Con riguardo alla violazione dell’art. 2941 c.c., n. 8, la Corte territoriale non è incorsa in alcuna violazione di legge ma, richiamando un consolidato orientamento giurisprudenziale (Cass. n. 16.038/2019), e, quindi, esattamente interpretando e applicando le norme di legge, ha ritenuto che l’impossibilità di far valere il diritto, alla quale l’art. 2935 c.c. attribuisce rilevanza di fatto impeditivo della decorrenza della prescrizione, è solo quella che deriva da cause giuridiche che ne ostacolino l’esercizio e non comprende anche gli impedimenti soggettivi o gli ostacoli di mero fatto, per i quali il successivo art. 2941 c.c. prevede solo specifiche e tassative ipotesi di sospensione, tra le quali, salva l’ipotesi di dolo prevista dal n. 8 del citato articolo, non rientra l’ignoranza, da parte del titolare, del fatto generatore del suo diritto, il dubbio soggettivo sull’esistenza di tale diritto, né il ritardo indotto dalla necessità del suo accertamento.
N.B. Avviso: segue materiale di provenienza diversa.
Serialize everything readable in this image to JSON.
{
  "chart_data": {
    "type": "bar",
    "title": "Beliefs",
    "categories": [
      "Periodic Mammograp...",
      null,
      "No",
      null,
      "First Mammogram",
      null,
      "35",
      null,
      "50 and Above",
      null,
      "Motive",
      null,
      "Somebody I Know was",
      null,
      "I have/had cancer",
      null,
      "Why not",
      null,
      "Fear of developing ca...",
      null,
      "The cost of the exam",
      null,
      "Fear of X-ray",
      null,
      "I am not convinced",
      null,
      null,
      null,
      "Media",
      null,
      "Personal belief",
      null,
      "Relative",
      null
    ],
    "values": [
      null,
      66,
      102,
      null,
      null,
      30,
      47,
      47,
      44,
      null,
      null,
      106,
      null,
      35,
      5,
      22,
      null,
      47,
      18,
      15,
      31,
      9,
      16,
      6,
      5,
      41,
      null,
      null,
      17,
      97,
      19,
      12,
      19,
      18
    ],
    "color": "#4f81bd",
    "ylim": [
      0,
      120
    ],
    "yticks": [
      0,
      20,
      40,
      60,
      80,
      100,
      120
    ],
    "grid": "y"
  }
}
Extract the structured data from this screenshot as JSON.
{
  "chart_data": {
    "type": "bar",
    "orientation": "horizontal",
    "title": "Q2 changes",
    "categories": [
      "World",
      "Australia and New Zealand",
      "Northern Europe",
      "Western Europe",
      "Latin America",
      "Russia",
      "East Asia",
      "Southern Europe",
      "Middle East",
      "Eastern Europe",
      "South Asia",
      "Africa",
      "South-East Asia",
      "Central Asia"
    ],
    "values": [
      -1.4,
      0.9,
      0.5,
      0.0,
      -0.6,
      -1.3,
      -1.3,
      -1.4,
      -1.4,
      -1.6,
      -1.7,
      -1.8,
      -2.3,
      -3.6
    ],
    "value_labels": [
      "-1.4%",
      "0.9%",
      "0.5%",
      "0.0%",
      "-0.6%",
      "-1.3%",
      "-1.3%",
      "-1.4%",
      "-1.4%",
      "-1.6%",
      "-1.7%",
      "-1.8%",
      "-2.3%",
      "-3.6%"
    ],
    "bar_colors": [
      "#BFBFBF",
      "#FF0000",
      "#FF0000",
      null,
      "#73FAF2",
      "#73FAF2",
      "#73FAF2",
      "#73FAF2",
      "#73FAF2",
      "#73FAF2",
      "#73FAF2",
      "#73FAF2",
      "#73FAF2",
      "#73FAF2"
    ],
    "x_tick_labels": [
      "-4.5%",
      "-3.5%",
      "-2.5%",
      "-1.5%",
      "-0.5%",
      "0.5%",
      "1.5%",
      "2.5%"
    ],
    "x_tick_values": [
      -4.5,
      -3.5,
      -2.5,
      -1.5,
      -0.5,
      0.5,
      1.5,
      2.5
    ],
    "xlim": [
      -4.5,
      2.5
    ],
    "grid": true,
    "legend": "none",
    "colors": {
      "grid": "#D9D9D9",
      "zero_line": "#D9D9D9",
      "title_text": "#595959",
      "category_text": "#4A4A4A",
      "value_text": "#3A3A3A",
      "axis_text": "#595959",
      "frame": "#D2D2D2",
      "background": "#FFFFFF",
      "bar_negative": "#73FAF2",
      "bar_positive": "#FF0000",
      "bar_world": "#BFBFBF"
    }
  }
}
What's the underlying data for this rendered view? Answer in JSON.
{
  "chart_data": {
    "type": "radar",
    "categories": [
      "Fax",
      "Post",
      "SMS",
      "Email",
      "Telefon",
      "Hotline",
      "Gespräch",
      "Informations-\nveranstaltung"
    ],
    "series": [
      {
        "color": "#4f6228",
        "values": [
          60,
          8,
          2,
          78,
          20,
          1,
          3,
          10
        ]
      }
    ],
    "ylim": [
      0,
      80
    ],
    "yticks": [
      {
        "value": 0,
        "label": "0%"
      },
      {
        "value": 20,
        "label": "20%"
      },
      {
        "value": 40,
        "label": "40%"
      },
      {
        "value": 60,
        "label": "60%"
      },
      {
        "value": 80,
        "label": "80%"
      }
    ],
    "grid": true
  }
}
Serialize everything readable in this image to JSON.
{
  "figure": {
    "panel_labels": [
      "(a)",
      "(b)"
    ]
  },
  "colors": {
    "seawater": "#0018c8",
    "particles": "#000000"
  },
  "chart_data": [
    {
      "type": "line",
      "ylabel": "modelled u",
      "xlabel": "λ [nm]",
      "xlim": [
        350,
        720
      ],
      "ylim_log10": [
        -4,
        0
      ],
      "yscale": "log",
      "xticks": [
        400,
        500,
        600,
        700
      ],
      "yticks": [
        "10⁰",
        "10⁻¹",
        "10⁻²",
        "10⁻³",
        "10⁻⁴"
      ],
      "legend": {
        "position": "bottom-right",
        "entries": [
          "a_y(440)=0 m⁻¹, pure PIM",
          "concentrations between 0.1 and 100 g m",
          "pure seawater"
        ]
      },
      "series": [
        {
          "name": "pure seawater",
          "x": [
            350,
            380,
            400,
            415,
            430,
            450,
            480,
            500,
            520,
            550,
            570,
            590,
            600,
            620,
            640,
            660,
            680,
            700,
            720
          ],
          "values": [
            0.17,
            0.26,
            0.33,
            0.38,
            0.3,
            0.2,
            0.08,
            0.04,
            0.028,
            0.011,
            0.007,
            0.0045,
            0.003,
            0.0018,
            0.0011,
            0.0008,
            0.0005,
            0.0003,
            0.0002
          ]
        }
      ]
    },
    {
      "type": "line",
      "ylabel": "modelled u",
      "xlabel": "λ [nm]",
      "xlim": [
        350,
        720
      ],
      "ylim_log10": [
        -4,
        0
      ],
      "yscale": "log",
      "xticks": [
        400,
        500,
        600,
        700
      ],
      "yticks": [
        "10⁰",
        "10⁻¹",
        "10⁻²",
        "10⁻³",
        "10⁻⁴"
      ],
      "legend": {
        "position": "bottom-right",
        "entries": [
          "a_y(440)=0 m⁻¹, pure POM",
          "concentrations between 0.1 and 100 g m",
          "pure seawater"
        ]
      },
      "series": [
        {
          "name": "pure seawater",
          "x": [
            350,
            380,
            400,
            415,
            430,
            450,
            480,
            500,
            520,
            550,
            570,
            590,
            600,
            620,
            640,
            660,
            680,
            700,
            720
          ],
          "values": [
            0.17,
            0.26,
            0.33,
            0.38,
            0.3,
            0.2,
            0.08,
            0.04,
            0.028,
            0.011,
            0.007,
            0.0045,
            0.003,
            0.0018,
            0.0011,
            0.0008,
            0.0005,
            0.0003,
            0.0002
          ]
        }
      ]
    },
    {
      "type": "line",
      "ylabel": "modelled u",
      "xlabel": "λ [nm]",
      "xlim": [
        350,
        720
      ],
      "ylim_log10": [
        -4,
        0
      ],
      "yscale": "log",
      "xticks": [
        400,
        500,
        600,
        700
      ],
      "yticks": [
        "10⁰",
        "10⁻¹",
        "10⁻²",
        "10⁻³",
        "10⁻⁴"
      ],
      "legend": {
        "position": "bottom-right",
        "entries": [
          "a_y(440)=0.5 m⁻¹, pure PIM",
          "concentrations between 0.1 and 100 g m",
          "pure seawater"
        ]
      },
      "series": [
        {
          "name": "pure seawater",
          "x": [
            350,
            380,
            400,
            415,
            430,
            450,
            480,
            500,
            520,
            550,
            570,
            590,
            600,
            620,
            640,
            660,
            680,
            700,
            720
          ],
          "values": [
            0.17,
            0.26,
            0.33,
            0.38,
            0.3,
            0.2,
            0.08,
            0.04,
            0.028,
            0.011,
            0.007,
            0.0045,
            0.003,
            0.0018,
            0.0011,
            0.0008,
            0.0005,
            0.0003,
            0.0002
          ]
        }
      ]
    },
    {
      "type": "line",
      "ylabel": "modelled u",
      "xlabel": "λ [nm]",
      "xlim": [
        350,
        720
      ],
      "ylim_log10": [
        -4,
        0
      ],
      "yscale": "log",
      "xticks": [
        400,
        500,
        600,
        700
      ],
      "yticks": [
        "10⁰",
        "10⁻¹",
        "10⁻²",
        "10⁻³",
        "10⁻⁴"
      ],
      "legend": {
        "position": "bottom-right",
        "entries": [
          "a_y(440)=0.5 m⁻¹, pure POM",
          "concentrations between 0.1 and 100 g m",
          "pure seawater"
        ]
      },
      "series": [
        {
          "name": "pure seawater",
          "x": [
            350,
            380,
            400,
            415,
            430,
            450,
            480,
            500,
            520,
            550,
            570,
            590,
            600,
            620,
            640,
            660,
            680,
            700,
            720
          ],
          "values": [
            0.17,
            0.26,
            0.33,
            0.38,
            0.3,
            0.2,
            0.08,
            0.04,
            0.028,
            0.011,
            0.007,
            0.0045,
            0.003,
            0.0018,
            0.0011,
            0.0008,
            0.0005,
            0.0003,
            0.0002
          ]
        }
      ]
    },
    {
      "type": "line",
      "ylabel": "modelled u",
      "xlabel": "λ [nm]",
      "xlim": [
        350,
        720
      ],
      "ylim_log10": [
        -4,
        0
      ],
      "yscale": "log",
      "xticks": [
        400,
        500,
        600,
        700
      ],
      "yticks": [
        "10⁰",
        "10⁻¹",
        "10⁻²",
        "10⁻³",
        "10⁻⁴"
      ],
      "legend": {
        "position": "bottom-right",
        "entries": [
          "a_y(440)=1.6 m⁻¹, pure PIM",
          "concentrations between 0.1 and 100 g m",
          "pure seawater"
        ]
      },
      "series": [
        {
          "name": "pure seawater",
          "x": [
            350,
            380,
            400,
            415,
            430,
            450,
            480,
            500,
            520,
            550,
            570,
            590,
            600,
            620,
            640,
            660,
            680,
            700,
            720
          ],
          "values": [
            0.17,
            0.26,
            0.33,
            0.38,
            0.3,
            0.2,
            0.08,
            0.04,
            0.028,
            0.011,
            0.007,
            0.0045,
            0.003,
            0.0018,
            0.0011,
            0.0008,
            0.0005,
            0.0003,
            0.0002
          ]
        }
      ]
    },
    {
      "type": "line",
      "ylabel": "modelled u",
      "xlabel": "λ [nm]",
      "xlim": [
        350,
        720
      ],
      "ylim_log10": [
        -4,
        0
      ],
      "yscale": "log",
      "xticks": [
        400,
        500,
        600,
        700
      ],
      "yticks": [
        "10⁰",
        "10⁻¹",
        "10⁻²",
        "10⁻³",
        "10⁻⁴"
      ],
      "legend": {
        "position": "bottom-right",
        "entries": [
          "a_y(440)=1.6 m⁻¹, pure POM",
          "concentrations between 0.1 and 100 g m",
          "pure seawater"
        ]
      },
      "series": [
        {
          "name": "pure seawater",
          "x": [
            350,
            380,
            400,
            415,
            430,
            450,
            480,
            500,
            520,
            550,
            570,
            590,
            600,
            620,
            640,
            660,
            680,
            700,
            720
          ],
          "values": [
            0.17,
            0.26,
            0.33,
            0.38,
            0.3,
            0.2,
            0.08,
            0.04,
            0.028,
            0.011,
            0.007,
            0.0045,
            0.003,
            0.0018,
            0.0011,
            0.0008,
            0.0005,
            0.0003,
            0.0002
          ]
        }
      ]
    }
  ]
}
Ha poi proceduto ad un accertamento tipicamente fattuale, escludendo che la mancata compilazione del riquadro RR del modello della dichiarazione dei redditi costituisca, nella specie, una condotta intenzionalmente orientata ad occultare il preteso debito contributivo: al riguardo ha rilevato che lo stesso Inps aveva affermato di aver avuto notizia dei redditi in questione proprio dalla dichiarazione dei redditi presentati dalla stessa parte (pag. 4 della sentenza), e che tale condotta era evidentemente incompatibile con una preordinata volontà evasiva o elusiva degli obblighi di legge.

Si è dunque di fronte ad un apprezzamento fattuale non adeguatamente censurato sotto il profilo del vizio motivazionale ex art. 360 c.p.c., comma 1, n. 5 nei ristretti limiti in cui esso può oggi essere dedotto (v. Cass., S.U. n. 5083 del 2014).

In realtà, l’Inps pretende di stabilire un automatismo tra la mancata compilazione del quadro RR nella dichiarazione dei redditi e l’occultamento doloso del debito contributivo, espressamente escluso invece dalla giurisprudenza dallo stesso istituto richiamata (Cass. n. 6677 del 2019; Cass. n. 7254 del 2021; Cass. 35468/2021).

Il ricorso deve pertanto essere rigettato e l’Inps deve essere condannato al pagamento delle spese del presente giudizio. Sussistono i presupposti processuali per il versamento di un importo pari a quello già dovuto a titolo di contributo unificato.

P.Q.M.

La Corte rigetta il ricorso e condanna il ricorrente al pagamento, in favore del controricorrente di Euro 1500 a titolo di compensi professionali e Euro 200 a titolo di spese, oltre al rimborso forfettario nella misura del 15% per spese generali e altri accessori di legge.

Ai sensi del D.Lgs. n. 115 del 2002, art. 13, comma 1 quater, dà atto della sussistenza dei presupposti processuali per il versamento, da parte del ricorrente, dell’ulteriore importo a titolo di contributo unificato pari a quello previsto per il ricorso a norma dello stesso art. 13, comma 1 bis se dovuto.

Così deciso in Roma, nell’adunanza camerale, il 11 gennaio 2022.